Charles Middleburg is one of a dwindling population still alive today who experienced the Holocaust. For the past 25 years, he has made it his mission to speak with people of all ages and tell his story in hopes that they will not repeat the cycle of hate that led to one of the worst massacres of the past century.

On Wednesday, June 5, Middleburg paid a visit to Burlington Township Middle School to spread his message to students and staff alike.

“If we don’t learn about it, if we don’t talk about it, it’s going to happen again like every disaster that we ignore. It may not be the Holocaust, it will be for another group of people,” said Middleburg. “I don’t do this because I find a tremendous amount of personal satisfaction or joy, I am telling this so that they understand that if we ignore it, forget it, it’s going to happen again.”

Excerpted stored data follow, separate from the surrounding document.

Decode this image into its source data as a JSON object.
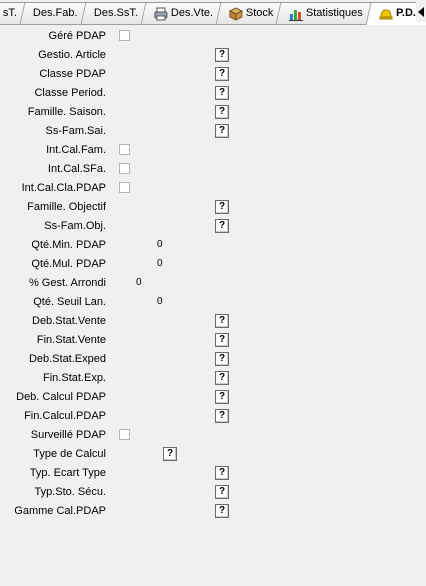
{
  "tabs": [
    {
      "label": "sT.",
      "icon": null,
      "active": false
    },
    {
      "label": "Des.Fab.",
      "icon": null,
      "active": false
    },
    {
      "label": "Des.SsT.",
      "icon": null,
      "active": false
    },
    {
      "label": "Des.Vte.",
      "icon": "printer-icon",
      "active": false
    },
    {
      "label": "Stock",
      "icon": "box-icon",
      "active": false
    },
    {
      "label": "Statistiques",
      "icon": "bar-chart-icon",
      "active": false
    },
    {
      "label": "P.D.A.P.",
      "icon": "hard-hat-icon",
      "active": true
    }
  ],
  "help_symbol": "?",
  "fields": [
    {
      "label": "Géré PDAP",
      "type": "checkbox"
    },
    {
      "label": "Gestio. Article",
      "type": "help"
    },
    {
      "label": "Classe PDAP",
      "type": "help"
    },
    {
      "label": "Classe Period.",
      "type": "help"
    },
    {
      "label": "Famille. Saison.",
      "type": "help"
    },
    {
      "label": "Ss-Fam.Sai.",
      "type": "help"
    },
    {
      "label": "Int.Cal.Fam.",
      "type": "checkbox"
    },
    {
      "label": "Int.Cal.SFa.",
      "type": "checkbox"
    },
    {
      "label": "Int.Cal.Cla.PDAP",
      "type": "checkbox"
    },
    {
      "label": "Famille. Objectif",
      "type": "help"
    },
    {
      "label": "Ss-Fam.Obj.",
      "type": "help"
    },
    {
      "label": "Qté.Min. PDAP",
      "type": "value",
      "value": "0"
    },
    {
      "label": "Qté.Mul. PDAP",
      "type": "value",
      "value": "0"
    },
    {
      "label": "% Gest. Arrondi",
      "type": "value",
      "value": "0"
    },
    {
      "label": "Qté. Seuil Lan.",
      "type": "value",
      "value": "0"
    },
    {
      "label": "Deb.Stat.Vente",
      "type": "help"
    },
    {
      "label": "Fin.Stat.Vente",
      "type": "help"
    },
    {
      "label": "Deb.Stat.Exped",
      "type": "help"
    },
    {
      "label": "Fin.Stat.Exp.",
      "type": "help"
    },
    {
      "label": "Deb. Calcul PDAP",
      "type": "help"
    },
    {
      "label": "Fin.Calcul.PDAP",
      "type": "help"
    },
    {
      "label": "Surveillé PDAP",
      "type": "checkbox"
    },
    {
      "label": "Type de Calcul",
      "type": "help"
    },
    {
      "label": "Typ. Ecart Type",
      "type": "help"
    },
    {
      "label": "Typ.Sto. Sécu.",
      "type": "help"
    },
    {
      "label": "Gamme Cal.PDAP",
      "type": "help"
    }
  ]
}
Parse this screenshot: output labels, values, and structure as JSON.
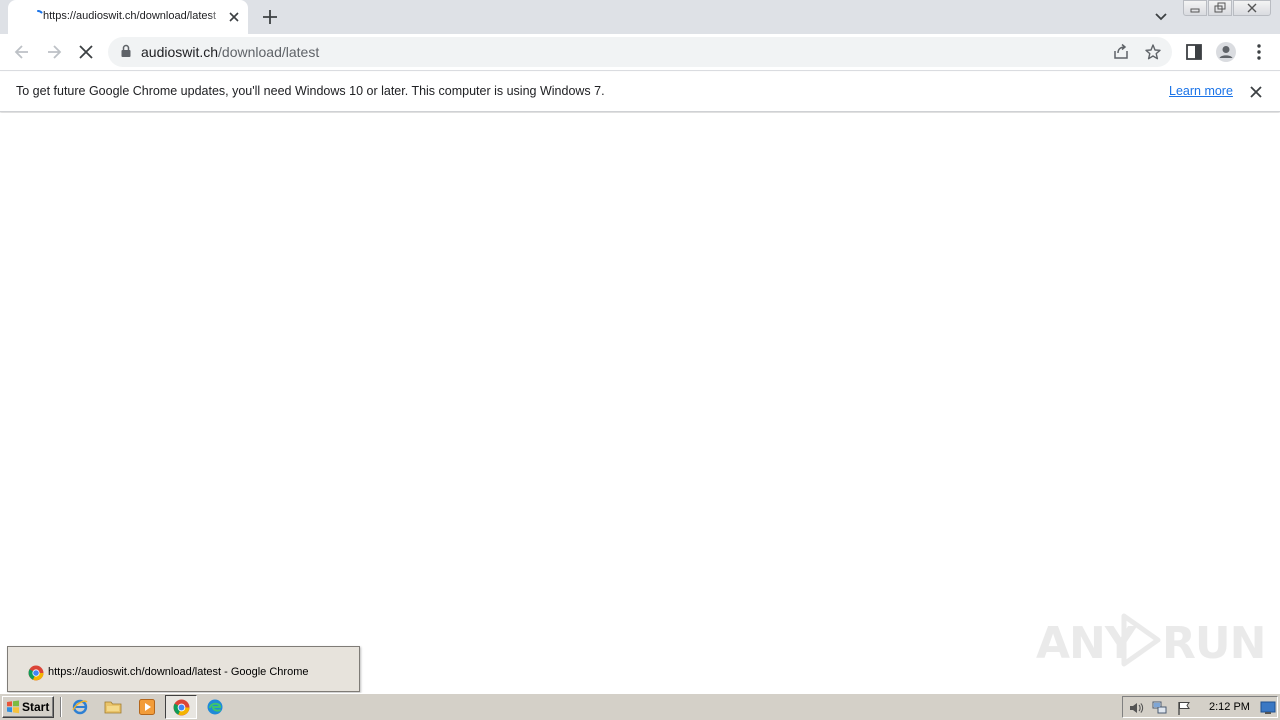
{
  "browser": {
    "tab": {
      "title": "https://audioswit.ch/download/latest",
      "loading": true
    },
    "address_bar": {
      "host": "audioswit.ch",
      "path": "/download/latest",
      "secure": true
    },
    "icons": {
      "back": "arrow-left-icon",
      "forward": "arrow-right-icon",
      "stop": "close-icon",
      "share": "share-icon",
      "bookmark": "star-icon",
      "side_panel": "side-panel-icon",
      "profile": "profile-icon",
      "menu": "kebab-menu-icon"
    }
  },
  "infobar": {
    "message": "To get future Google Chrome updates, you'll need Windows 10 or later. This computer is using Windows 7.",
    "link_label": "Learn more"
  },
  "watermark": {
    "left": "ANY",
    "right": "RUN"
  },
  "taskbar": {
    "start_label": "Start",
    "preview_title": "https://audioswit.ch/download/latest - Google Chrome",
    "clock": "2:12 PM",
    "quick_launch": [
      "internet-explorer-icon",
      "folder-icon",
      "media-player-icon",
      "chrome-icon",
      "edge-icon"
    ]
  },
  "colors": {
    "tabstrip": "#dee1e6",
    "omnibox": "#f1f3f4",
    "link": "#1a73e8",
    "taskbar": "#d4d0c8"
  }
}
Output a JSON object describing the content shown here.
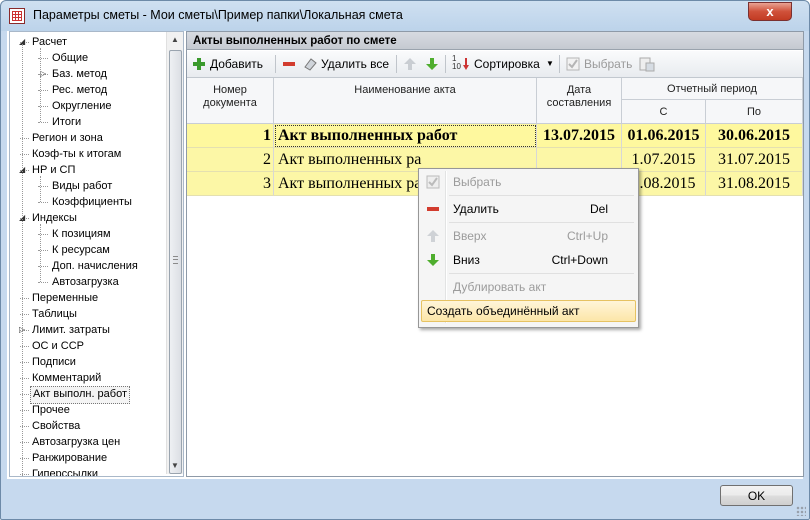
{
  "window": {
    "title": "Параметры сметы - Мои сметы\\Пример папки\\Локальная смета",
    "close_glyph": "x"
  },
  "tree": {
    "items": [
      {
        "label": "Расчет",
        "level": 0,
        "expander": "expanded"
      },
      {
        "label": "Общие",
        "level": 1,
        "expander": "none"
      },
      {
        "label": "Баз. метод",
        "level": 1,
        "expander": "collapsed"
      },
      {
        "label": "Рес. метод",
        "level": 1,
        "expander": "none"
      },
      {
        "label": "Округление",
        "level": 1,
        "expander": "none"
      },
      {
        "label": "Итоги",
        "level": 1,
        "expander": "none"
      },
      {
        "label": "Регион и зона",
        "level": 0,
        "expander": "none"
      },
      {
        "label": "Коэф-ты к итогам",
        "level": 0,
        "expander": "none"
      },
      {
        "label": "НР и СП",
        "level": 0,
        "expander": "expanded"
      },
      {
        "label": "Виды работ",
        "level": 1,
        "expander": "none"
      },
      {
        "label": "Коэффициенты",
        "level": 1,
        "expander": "none"
      },
      {
        "label": "Индексы",
        "level": 0,
        "expander": "expanded"
      },
      {
        "label": "К позициям",
        "level": 1,
        "expander": "none"
      },
      {
        "label": "К ресурсам",
        "level": 1,
        "expander": "none"
      },
      {
        "label": "Доп. начисления",
        "level": 1,
        "expander": "none"
      },
      {
        "label": "Автозагрузка",
        "level": 1,
        "expander": "none"
      },
      {
        "label": "Переменные",
        "level": 0,
        "expander": "none"
      },
      {
        "label": "Таблицы",
        "level": 0,
        "expander": "none"
      },
      {
        "label": "Лимит. затраты",
        "level": 0,
        "expander": "collapsed"
      },
      {
        "label": "ОС и ССР",
        "level": 0,
        "expander": "none"
      },
      {
        "label": "Подписи",
        "level": 0,
        "expander": "none"
      },
      {
        "label": "Комментарий",
        "level": 0,
        "expander": "none"
      },
      {
        "label": "Акт выполн. работ",
        "level": 0,
        "expander": "none",
        "selected": true
      },
      {
        "label": "Прочее",
        "level": 0,
        "expander": "none"
      },
      {
        "label": "Свойства",
        "level": 0,
        "expander": "none"
      },
      {
        "label": "Автозагрузка цен",
        "level": 0,
        "expander": "none"
      },
      {
        "label": "Ранжирование",
        "level": 0,
        "expander": "none"
      },
      {
        "label": "Гиперссылки",
        "level": 0,
        "expander": "none"
      }
    ]
  },
  "panel": {
    "header": "Акты выполненных работ по смете",
    "toolbar": {
      "add": "Добавить",
      "delete_all": "Удалить все",
      "sort": "Сортировка",
      "select": "Выбрать"
    }
  },
  "grid": {
    "headers": {
      "doc_number": "Номер документа",
      "act_name": "Наименование акта",
      "date": "Дата составления",
      "period": "Отчетный период",
      "period_from": "С",
      "period_to": "По"
    },
    "rows": [
      {
        "num": "1",
        "name": "Акт выполненных работ",
        "date": "13.07.2015",
        "from": "01.06.2015",
        "to": "30.06.2015",
        "bold": true
      },
      {
        "num": "2",
        "name": "Акт выполненных ра",
        "date": "",
        "from": "1.07.2015",
        "to": "31.07.2015",
        "bold": false
      },
      {
        "num": "3",
        "name": "Акт выполненных ра",
        "date": "",
        "from": "1.08.2015",
        "to": "31.08.2015",
        "bold": false
      }
    ],
    "row_color": "#fcf7a6",
    "row_selected_color": "#fef89e"
  },
  "context_menu": {
    "items": [
      {
        "label": "Выбрать",
        "shortcut": "",
        "disabled": true,
        "icon": "checkbox-icon"
      },
      {
        "label": "Удалить",
        "shortcut": "Del",
        "disabled": false,
        "icon": "red-minus-icon"
      },
      {
        "label": "Вверх",
        "shortcut": "Ctrl+Up",
        "disabled": true,
        "icon": "arrow-up-icon"
      },
      {
        "label": "Вниз",
        "shortcut": "Ctrl+Down",
        "disabled": false,
        "icon": "arrow-down-icon"
      },
      {
        "label": "Дублировать акт",
        "shortcut": "",
        "disabled": true,
        "icon": ""
      },
      {
        "label": "Создать объединённый акт",
        "shortcut": "",
        "disabled": false,
        "icon": "",
        "hover": true
      }
    ]
  },
  "footer": {
    "ok": "OK"
  }
}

Middleburg typically closes his speaking engagements with a plea for students to avoid hate groups of any kind.

“Any kind of hate, it doesn’t matter what it is, is only to do harm,” said Middleburg.

By the time they are in middle school most children have learned at least something about the Holocaust, but Middleburg believes reading about an event in history class and hearing stories from a primary source are two entirely different experiences. He hopes to bring home the reality of the events that occured by sharing his personal account.

As a child, Middleburg was a Jewish citizen living in France during the German occupation. Despite witnessing firsthand the mass incarceration of his fellow Jewish citizens, he tries to impress to his audiences that the tragedy of the Holocaust extended past his own people and the often quoted death toll of 6 million Jews who died in camps.

“Eleven million people died in concentration camps. There were 5 million other people who were not Jewish,” said Middleburg. “The Jews were an excuse to start off with, but then it kept escalating.”

In 1942, a 12-year-old Middleburg went into hiding with his family when Nazi soldiers began rounding up Jewish citizens in their home city of Paris, France. His father had already been taken to a labor camp where he used his expertise as a watch repairman to survive, fixing anything German soldiers brought to him.

The janitor of the Middleburg’s apartment building made a secret plan with the remaining members of the family in case of a raid on their building. If he was bringing German soldiers up the stairs, he would make loud noises with his peg leg as he walked, giving the Middleburgs a warning to take refuge inside one of the building’s maintenance closets that contained a trap door that led to the roof.

Using this method, they evaded capture for some time before Middleburg’s mother made arrangements for him and his brother to be taken to a goat farm in the countryside where they would be safer than they were hiding in a major city. They said goodbye to their mother, unbeknownst to them for the last time, and boarded a train to the country.

A short time after arriving on the farm, the boys received a letter from a family acquaintance informing them that their mother had been taken during a raid and offering them a place to stay should they wish to return to the city. Fearing their mother wouldn’t know where to find them on the farm if she escaped the Germans, Middleburg decided to return to Paris and stay with the woman who sent the letter.

“In retrospect it looks like stupid thinking, but bear in mind I was not very bright, all I could see was I wanted to get back to my mom,” said Middleburg.

Middleburg and his brother were christened by a Catholic priest upon their return to the city and told from then on they were to tell people they were Catholic to keep themselves safe.

They lived in this way as Catholics until Paris was liberated by Allied forces in 1944.

“Nobody was happier than my brother and I because as far as we were concerned, our nightmare was over. Mom and dad were coming back and we were going to go back to being a family just like we were before,” said Middleburg. “Well, I was very wrong.”

The war didn’t end with the liberation of Paris in 1944. Germany continued fighting until its ultimate surrender in 1945. With the war finally over, Middleburg and his brother were reunited with their father, but their joy was cut short when they discovered their mother had perished in the concentration camp where she had been interned.

“This is my story. I keep telling this story again and again,” said Middleburg. “I was one of the lucky ones, I never was in a concentration camp. I don’t know what it is to die of hunger like many of the people in those concentration camps, but I feel that it is my duty, it is something that I must tell about, because if I don’t talk about it, then all it will be is something written that everybody will forget.”